For a while it was nice, playing on the now-shiny playground with digital squirrels scampering around her and the traffic noises replaced by the familiar percussion of waves and crying seabirds. But before long she got a queasy feeling in her stomach. Maybe because the ocean sounds were making her homesick. Maybe because she knew that it was all very fake and nowhere near as good as the real things they’d left behind.
A man sauntered past, and he had a big pixelated smile like a cartoon instead of the usual frown people wore here. Molli didn’t like that at all.
She flipped the anxiety filter off again. The sky turned gray again, and the park’s grass went back to dull yellow.
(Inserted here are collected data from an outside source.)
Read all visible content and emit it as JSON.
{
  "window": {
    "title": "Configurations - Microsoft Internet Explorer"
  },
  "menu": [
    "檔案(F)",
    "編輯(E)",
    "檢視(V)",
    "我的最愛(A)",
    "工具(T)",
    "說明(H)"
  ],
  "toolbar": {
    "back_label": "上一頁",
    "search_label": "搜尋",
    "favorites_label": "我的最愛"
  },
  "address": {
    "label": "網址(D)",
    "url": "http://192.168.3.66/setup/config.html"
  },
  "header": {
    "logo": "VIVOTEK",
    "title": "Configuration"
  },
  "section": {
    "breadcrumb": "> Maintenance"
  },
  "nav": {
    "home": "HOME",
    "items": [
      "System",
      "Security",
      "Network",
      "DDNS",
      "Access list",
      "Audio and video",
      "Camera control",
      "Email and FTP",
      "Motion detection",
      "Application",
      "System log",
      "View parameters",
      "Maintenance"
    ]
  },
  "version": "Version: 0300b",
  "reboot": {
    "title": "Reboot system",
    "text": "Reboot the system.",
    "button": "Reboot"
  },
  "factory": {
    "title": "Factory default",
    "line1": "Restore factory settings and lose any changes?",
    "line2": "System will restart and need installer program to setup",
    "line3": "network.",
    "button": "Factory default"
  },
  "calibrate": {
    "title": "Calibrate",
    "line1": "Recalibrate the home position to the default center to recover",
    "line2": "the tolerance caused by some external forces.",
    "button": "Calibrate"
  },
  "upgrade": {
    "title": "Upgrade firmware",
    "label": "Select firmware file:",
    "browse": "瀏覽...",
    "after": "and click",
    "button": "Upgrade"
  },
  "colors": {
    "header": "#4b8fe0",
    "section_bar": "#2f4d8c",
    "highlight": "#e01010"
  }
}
But it was real, and it felt easier to grip the climbing frame hard now that the bars weren’t all sparkly clean. She heard the neighbor’s dog barking, which wasn’t a bad sound, not really. It wasn’t something that made her feel anxious.
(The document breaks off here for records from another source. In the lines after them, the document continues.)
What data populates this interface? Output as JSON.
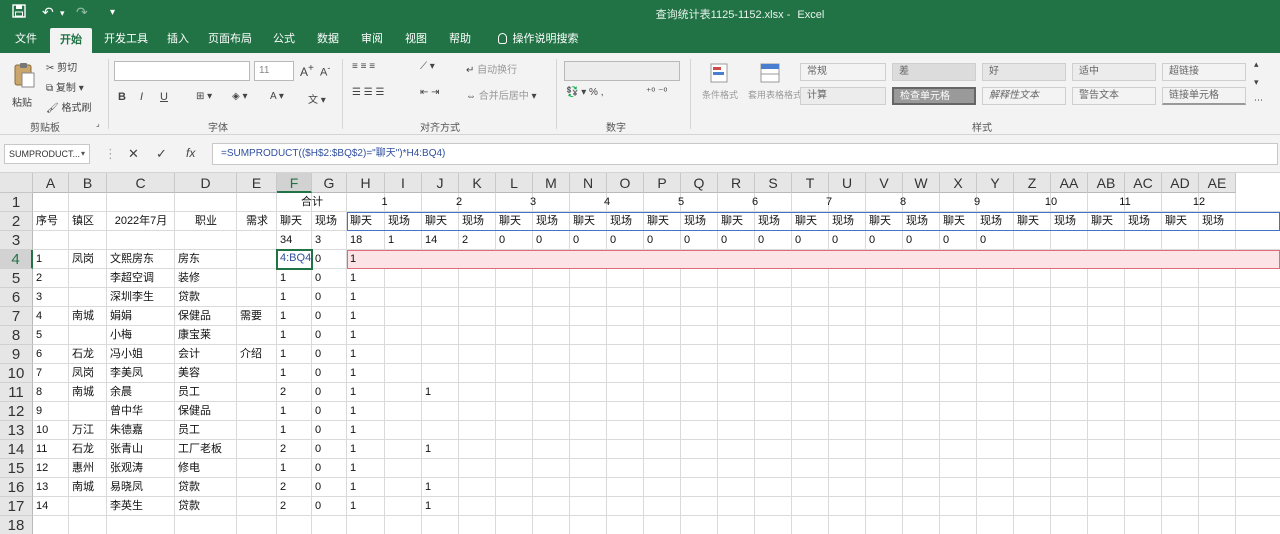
{
  "app": {
    "file_title": "查询统计表1125-1152.xlsx",
    "app_name": "Excel",
    "qat": {
      "save_icon": "save-icon",
      "undo_icon": "undo-icon",
      "redo_icon": "redo-icon"
    }
  },
  "tabs": [
    "文件",
    "开始",
    "开发工具",
    "插入",
    "页面布局",
    "公式",
    "数据",
    "审阅",
    "视图",
    "帮助",
    "操作说明搜索"
  ],
  "active_tab": "开始",
  "ribbon": {
    "groups": [
      "剪贴板",
      "字体",
      "对齐方式",
      "数字",
      "样式"
    ],
    "clipboard": {
      "paste": "粘贴",
      "cut": "剪切",
      "copy": "复制",
      "format_painter": "格式刷"
    },
    "font": {
      "font_name": "",
      "font_size": "11",
      "bold": "B",
      "italic": "I",
      "underline": "U"
    },
    "alignment": {
      "wrap_text": "自动换行",
      "merge_center": "合并后居中"
    },
    "styles": {
      "conditional_format": "条件格式",
      "format_table": "套用表格格式",
      "cells": [
        "常规",
        "差",
        "好",
        "适中",
        "超链接",
        "计算",
        "检查单元格",
        "解释性文本",
        "警告文本",
        "链接单元格"
      ]
    }
  },
  "formula_bar": {
    "name_box": "SUMPRODUCT...",
    "cancel": "✕",
    "confirm": "✓",
    "fx": "fx",
    "formula": "=SUMPRODUCT(($H$2:$BQ$2)=\"聊天\")*H4:BQ4)"
  },
  "sheet": {
    "columns": [
      "A",
      "B",
      "C",
      "D",
      "E",
      "F",
      "G",
      "H",
      "I",
      "J",
      "K",
      "L",
      "M",
      "N",
      "O",
      "P",
      "Q",
      "R",
      "S",
      "T",
      "U",
      "V",
      "W",
      "X",
      "Y",
      "Z",
      "AA",
      "AB",
      "AC",
      "AD",
      "AE"
    ],
    "selected_column": "F",
    "rows": [
      "1",
      "2",
      "3",
      "4",
      "5",
      "6",
      "7",
      "8",
      "9",
      "10",
      "11",
      "12",
      "13",
      "14",
      "15",
      "16",
      "17",
      "18"
    ],
    "selected_row": "4",
    "row1": {
      "total_label": "合计",
      "groups": [
        "1",
        "2",
        "3",
        "4",
        "5",
        "6",
        "7",
        "8",
        "9",
        "10",
        "11",
        "12"
      ]
    },
    "row2": {
      "A": "序号",
      "B": "镇区",
      "C": "2022年7月",
      "D": "职业",
      "E": "需求",
      "F": "聊天",
      "G": "现场",
      "pairs": [
        "聊天",
        "现场"
      ]
    },
    "row3": {
      "F": "34",
      "G": "3",
      "H_to_Y": [
        "18",
        "1",
        "14",
        "2",
        "0",
        "0",
        "0",
        "0",
        "0",
        "0",
        "0",
        "0",
        "0",
        "0",
        "0",
        "0",
        "0",
        "0"
      ]
    },
    "active_cell_text": "4:BQ4",
    "data_rows": [
      {
        "A": "1",
        "B": "凤岗",
        "C": "文熙房东",
        "D": "房东",
        "E": "",
        "F": "",
        "G": "0",
        "H": "1",
        "J": ""
      },
      {
        "A": "2",
        "B": "",
        "C": "李超空调",
        "D": "装修",
        "E": "",
        "F": "1",
        "G": "0",
        "H": "1",
        "J": ""
      },
      {
        "A": "3",
        "B": "",
        "C": "深圳李生",
        "D": "贷款",
        "E": "",
        "F": "1",
        "G": "0",
        "H": "1",
        "J": ""
      },
      {
        "A": "4",
        "B": "南城",
        "C": "娟娟",
        "D": "保健品",
        "E": "需要",
        "F": "1",
        "G": "0",
        "H": "1",
        "J": ""
      },
      {
        "A": "5",
        "B": "",
        "C": "小梅",
        "D": "康宝莱",
        "E": "",
        "F": "1",
        "G": "0",
        "H": "1",
        "J": ""
      },
      {
        "A": "6",
        "B": "石龙",
        "C": "冯小姐",
        "D": "会计",
        "E": "介绍",
        "F": "1",
        "G": "0",
        "H": "1",
        "J": ""
      },
      {
        "A": "7",
        "B": "凤岗",
        "C": "李美凤",
        "D": "美容",
        "E": "",
        "F": "1",
        "G": "0",
        "H": "1",
        "J": ""
      },
      {
        "A": "8",
        "B": "南城",
        "C": "余晨",
        "D": "员工",
        "E": "",
        "F": "2",
        "G": "0",
        "H": "1",
        "J": "1"
      },
      {
        "A": "9",
        "B": "",
        "C": "曾中华",
        "D": "保健品",
        "E": "",
        "F": "1",
        "G": "0",
        "H": "1",
        "J": ""
      },
      {
        "A": "10",
        "B": "万江",
        "C": "朱德嘉",
        "D": "员工",
        "E": "",
        "F": "1",
        "G": "0",
        "H": "1",
        "J": ""
      },
      {
        "A": "11",
        "B": "石龙",
        "C": "张青山",
        "D": "工厂老板",
        "E": "",
        "F": "2",
        "G": "0",
        "H": "1",
        "J": "1"
      },
      {
        "A": "12",
        "B": "惠州",
        "C": "张观涛",
        "D": "修电",
        "E": "",
        "F": "1",
        "G": "0",
        "H": "1",
        "J": ""
      },
      {
        "A": "13",
        "B": "南城",
        "C": "易晓凤",
        "D": "贷款",
        "E": "",
        "F": "2",
        "G": "0",
        "H": "1",
        "J": "1"
      },
      {
        "A": "14",
        "B": "",
        "C": "李英生",
        "D": "贷款",
        "E": "",
        "F": "2",
        "G": "0",
        "H": "1",
        "J": "1"
      }
    ]
  },
  "colors": {
    "excel_green": "#217346",
    "selection_pink": "#fbe3e6",
    "range_blue": "#4472c4",
    "formula_text": "#2f4f9e"
  }
}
She found a bunch of paintings on the wall of the park’s bathroom that the filter had covered up. Some of them were just words she didn’t know, done in big bubbly capital letters, but some were faces or intricate designs. There was a swirly one with forest green vines, or else tentacles, all tangled up in a barbed wire fence like the one around her grandparents’ farm. She liked that one a lot and snapped a picture with her Oggles.
Two boys asked her to play tag with them, and she did it even though they were a little younger than her. They asked for her name and she said Molli, instead of saying Molli from New Brunswick how the teacher had called her at school. One of them had the same Oggles she did, but yellow.
Her parents could see where she was on their map, and her dad chatted her that there was dessert but it was tapioca pudding, not chocolate, so she kept playing until she saw her mom’s new co-worker and her wife leaving the apartment block. They waved; she waved back, which meant people did wave to each other in the big city.
The sky was getting dark, so Molli headed back inside, not feeling anxious at all. The city wasn’t so bad. It was even kind of exciting, how her mom kept saying, with the rushing cars and rushing people. Her Oggles reminded her of the door code and she thumbed it in.
Her parents’ voices in a familiar cadence, staccato and sharp like knives. Molli froze in the entryway. The pit of her stomach sloshed cold. She didn’t want to shake. She hated shaking. But she could feel it coming, feel her hands and arms and her whole body start to tremble. Her heart sped up.
“At least we had a house,” Molli’s dad growled. “At least we had friends. We had family.”
“You were entry level,” Molli’s mom snapped. “It was going nowhere. Absolutely nowhere. And living with your parents always hovering over my fucking shoulder, you think that was easy for me? You think I liked that?”
Molli didn’t want to have a panic attack. She didn’t want another thing that would make her mom cry and smoke and her dad sulk and pace. Her chest heaved.
She flipped the filter and stepped inside, peering around the kitchen wall to see the goofy digital smile retouching her dad’s red-mad face, listening to the muted sing-song of her mom’s cursing. It wasn’t so bad.
Molli crept off to her room before they could notice her.